This past weekend, I took my kids out to find a patch of shade beneath some trees.
We spread out a mat, laid out tteok, soft Korean rice cakes, and a few street food snacks we had picked up on the way. Nothing elaborate. Nothing close to a proper home-cooked meal. But sitting there with full bellies under a breezy autumn sky, surrounded by wind and open space, it was exactly the kind of afternoon you wish you had more of.
We did not go far. Just a park near the house.
What We Found at the Pond
After lunch, we wandered around. There was a small, shallow pond, and as luck would have it, four mallard ducks were paddling across it. My kids' eyes went wide with curiosity and they ran straight to the water's edge.
The ducks did not flee. We got close enough to watch their feet churning beneath the surface, their bills snapping at bits of food in the water. It was an unexpectedly intimate little wildlife encounter, the kind you do not plan for and cannot really schedule. In the reeds nearby, a native frog leapt through the grass. A large pond snail made its slow, patient way across the bottom of the pond.
I grew up running freely along streams, catching fish and snails with my bare hands. That was just childhood, unremarkable and constant. The world my kids are growing up in looks nothing like that. Even a simple visit to a nearby park is something they only get on weekends, if at all, squeezed between everything else that fills a week.

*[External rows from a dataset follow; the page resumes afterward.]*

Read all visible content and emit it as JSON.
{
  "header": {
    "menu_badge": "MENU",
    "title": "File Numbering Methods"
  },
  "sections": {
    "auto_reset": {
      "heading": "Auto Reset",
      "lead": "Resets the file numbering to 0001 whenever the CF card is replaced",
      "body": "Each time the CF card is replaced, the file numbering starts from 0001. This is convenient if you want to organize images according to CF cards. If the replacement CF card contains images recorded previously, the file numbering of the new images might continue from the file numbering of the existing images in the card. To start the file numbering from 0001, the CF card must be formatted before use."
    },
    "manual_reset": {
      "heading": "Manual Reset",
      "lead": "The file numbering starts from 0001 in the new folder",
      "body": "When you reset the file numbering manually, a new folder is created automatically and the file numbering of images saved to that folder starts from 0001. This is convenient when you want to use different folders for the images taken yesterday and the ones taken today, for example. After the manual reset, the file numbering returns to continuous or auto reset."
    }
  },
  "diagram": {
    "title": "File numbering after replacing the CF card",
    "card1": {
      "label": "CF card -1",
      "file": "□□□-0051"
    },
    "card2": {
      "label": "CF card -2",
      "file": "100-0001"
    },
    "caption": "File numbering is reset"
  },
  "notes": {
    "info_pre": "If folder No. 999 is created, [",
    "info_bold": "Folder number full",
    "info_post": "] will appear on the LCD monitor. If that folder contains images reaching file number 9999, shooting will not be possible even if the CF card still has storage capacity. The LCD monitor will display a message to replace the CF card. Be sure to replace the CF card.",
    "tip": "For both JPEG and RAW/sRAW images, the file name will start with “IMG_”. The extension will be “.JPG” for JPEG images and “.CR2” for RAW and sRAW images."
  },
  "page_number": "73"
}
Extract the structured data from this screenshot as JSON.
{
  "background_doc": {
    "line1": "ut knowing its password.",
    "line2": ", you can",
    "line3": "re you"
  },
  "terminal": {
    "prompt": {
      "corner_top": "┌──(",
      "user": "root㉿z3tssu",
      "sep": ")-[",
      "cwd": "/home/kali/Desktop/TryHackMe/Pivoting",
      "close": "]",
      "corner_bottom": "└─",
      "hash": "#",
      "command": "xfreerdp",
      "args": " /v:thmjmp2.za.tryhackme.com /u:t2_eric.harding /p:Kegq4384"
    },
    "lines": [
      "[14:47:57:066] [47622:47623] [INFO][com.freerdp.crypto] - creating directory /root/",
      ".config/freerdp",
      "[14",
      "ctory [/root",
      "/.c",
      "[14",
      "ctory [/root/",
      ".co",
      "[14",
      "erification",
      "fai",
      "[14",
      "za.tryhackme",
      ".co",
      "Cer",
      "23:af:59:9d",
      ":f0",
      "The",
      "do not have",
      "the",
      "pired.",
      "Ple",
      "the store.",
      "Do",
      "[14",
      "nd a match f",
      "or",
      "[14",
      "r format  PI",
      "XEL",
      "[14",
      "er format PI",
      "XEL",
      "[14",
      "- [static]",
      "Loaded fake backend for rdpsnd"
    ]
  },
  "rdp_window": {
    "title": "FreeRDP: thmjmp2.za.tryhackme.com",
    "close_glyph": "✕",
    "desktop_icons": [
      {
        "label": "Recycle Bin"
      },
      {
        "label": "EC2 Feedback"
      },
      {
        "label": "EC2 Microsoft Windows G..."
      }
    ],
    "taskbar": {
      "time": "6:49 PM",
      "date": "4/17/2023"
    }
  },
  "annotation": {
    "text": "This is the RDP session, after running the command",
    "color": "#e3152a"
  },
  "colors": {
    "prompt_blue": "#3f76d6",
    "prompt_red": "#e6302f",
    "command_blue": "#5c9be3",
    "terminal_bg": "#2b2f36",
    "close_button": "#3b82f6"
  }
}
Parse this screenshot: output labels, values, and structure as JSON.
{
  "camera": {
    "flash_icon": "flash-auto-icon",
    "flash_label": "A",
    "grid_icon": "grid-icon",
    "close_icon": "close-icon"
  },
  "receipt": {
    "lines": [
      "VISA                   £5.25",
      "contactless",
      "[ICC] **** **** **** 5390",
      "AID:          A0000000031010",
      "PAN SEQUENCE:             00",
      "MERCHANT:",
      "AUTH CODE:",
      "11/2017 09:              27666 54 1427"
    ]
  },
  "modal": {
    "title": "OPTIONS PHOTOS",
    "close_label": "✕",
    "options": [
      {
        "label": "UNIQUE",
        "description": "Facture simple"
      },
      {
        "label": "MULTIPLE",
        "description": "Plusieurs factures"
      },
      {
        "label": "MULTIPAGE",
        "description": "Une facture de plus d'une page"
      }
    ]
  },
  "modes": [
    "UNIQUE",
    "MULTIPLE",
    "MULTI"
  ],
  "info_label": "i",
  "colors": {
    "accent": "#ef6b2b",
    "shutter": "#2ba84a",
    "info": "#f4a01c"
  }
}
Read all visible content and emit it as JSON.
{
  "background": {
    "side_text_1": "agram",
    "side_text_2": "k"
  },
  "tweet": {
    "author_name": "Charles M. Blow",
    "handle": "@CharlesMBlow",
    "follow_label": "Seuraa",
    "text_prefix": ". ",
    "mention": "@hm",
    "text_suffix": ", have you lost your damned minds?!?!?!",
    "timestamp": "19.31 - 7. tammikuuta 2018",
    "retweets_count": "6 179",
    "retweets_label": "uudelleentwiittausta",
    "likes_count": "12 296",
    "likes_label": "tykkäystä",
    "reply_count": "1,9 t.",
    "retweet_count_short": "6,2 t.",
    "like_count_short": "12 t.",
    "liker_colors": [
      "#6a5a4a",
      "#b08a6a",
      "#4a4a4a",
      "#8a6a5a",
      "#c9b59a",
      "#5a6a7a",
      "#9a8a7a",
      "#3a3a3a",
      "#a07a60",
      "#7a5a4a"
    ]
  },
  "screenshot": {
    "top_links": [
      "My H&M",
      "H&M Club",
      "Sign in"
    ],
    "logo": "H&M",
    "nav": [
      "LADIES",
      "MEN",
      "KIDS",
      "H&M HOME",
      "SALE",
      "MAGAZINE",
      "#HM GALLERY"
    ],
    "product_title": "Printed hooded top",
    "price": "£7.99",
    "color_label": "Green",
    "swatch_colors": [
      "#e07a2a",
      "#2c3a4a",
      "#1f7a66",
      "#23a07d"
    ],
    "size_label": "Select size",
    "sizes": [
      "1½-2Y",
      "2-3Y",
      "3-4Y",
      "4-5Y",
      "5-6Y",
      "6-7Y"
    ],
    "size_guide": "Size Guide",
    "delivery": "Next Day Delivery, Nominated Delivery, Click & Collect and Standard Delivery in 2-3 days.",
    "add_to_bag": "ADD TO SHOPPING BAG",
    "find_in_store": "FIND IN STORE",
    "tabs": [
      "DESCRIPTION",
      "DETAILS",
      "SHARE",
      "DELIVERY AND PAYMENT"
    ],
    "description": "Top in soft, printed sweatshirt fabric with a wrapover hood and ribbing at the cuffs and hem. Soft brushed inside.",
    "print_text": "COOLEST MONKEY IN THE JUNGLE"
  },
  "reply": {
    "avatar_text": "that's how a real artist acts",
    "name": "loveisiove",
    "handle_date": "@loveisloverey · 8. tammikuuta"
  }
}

For a generation raised on the idea of keeping a respectful, careful distance from nature, being that close to a living creature felt like something close to wonder.
The Pull Toward a Different Kind of World
There are other ways into nature, of course, camping trips, fishing by a river or the sea. Those will become fond memories for this new generation too, in their own way.
But here is the thing I keep noticing. Without a weekend outing, even a modest one to a nearby park, kids will naturally drift toward their own version of nature, the digital, virtual kind. They will disappear into games and videos. And the way many of us adults try to pull them back is by offering the only nature we know how to offer: open skies, real wind, the smell of damp earth after rain.
The moment we walked back through our front door that evening, my kids went straight into their digital world. Screens on, attention gone, in a matter of seconds.
Is that wrong? I have asked myself this more times than I can count.
Without trips, without an ongoing supply of things to be curious about and interested in, the only tools left for managing children become rules and raised voices. And in an era of constant media overload, I genuinely wonder whether control like that even works anymore.
What Screens Do That Even We Cannot Resist
My own family went years without a television in the house. And yet, whenever we encountered a large screen somewhere out in public, a restaurant, a waiting room, we would all find ourselves standing there, transfixed, unable to look away.
Games and video content offer something even more absorbing than television ever did. Deeper immersion. A stronger pull. It is nearly impossible, for a child or an adult, not to get pulled in once it starts.
So I have stopped pretending that willpower alone is the answer, for them or for myself.
What Happiness Actually Looks Like Now
This is the question I keep circling back to. What, really, is happiness, for a generation that is growing up partly inside digital narratives?
Perhaps for them, happiness looks like finding richness within computer-generated spaces. Connecting with others through a screen. Discovering opportunity and meaning in virtual places that did not exist when I was a child. The happiness of the analog generation, and of those of us caught somewhere in between two worlds, is built from a completely different set of materials. Forests instead of feeds. Mud instead of menus.
Neither version is more valid than the other. That is the part I had to sit with for a while before I actually believed it.
Whatever form nature takes for a person, each of us ultimately shapes our own life out of it. Whether you build your memories in a forest or store them inside a screen, the values and the definitions of happiness are yours to construct, not mine to hand down unchanged.
Which means there is no real need for force. No need for rigid control, no constant tug-of-war over what counts as a worthwhile way to spend an afternoon. If something is genuinely more interesting to a child, more joyful, more meaningful to them in that moment, that is worth following, even if it looks nothing like the childhood I remember.
Two Natures, One Meaning
My nature and my children's nature may look nothing alike. Mine is streams and bare hands and slow afternoons outdoors. Theirs includes screens, virtual worlds, and connections built through devices I am still learning to understand. But the meaning underneath, and the value those experiences hold for us, are not so different after all.
So instead of only asking my children to step into my world, to come outside, to look up at the sky, to touch the pond water and feel something I once felt, maybe it is time I stepped into theirs as well. To sit beside them sometimes. To actually look at what they have found in their own digital wild, instead of simply waiting for them to put it down.
I do not think either world needs to win. I think they just need a parent willing to visit both.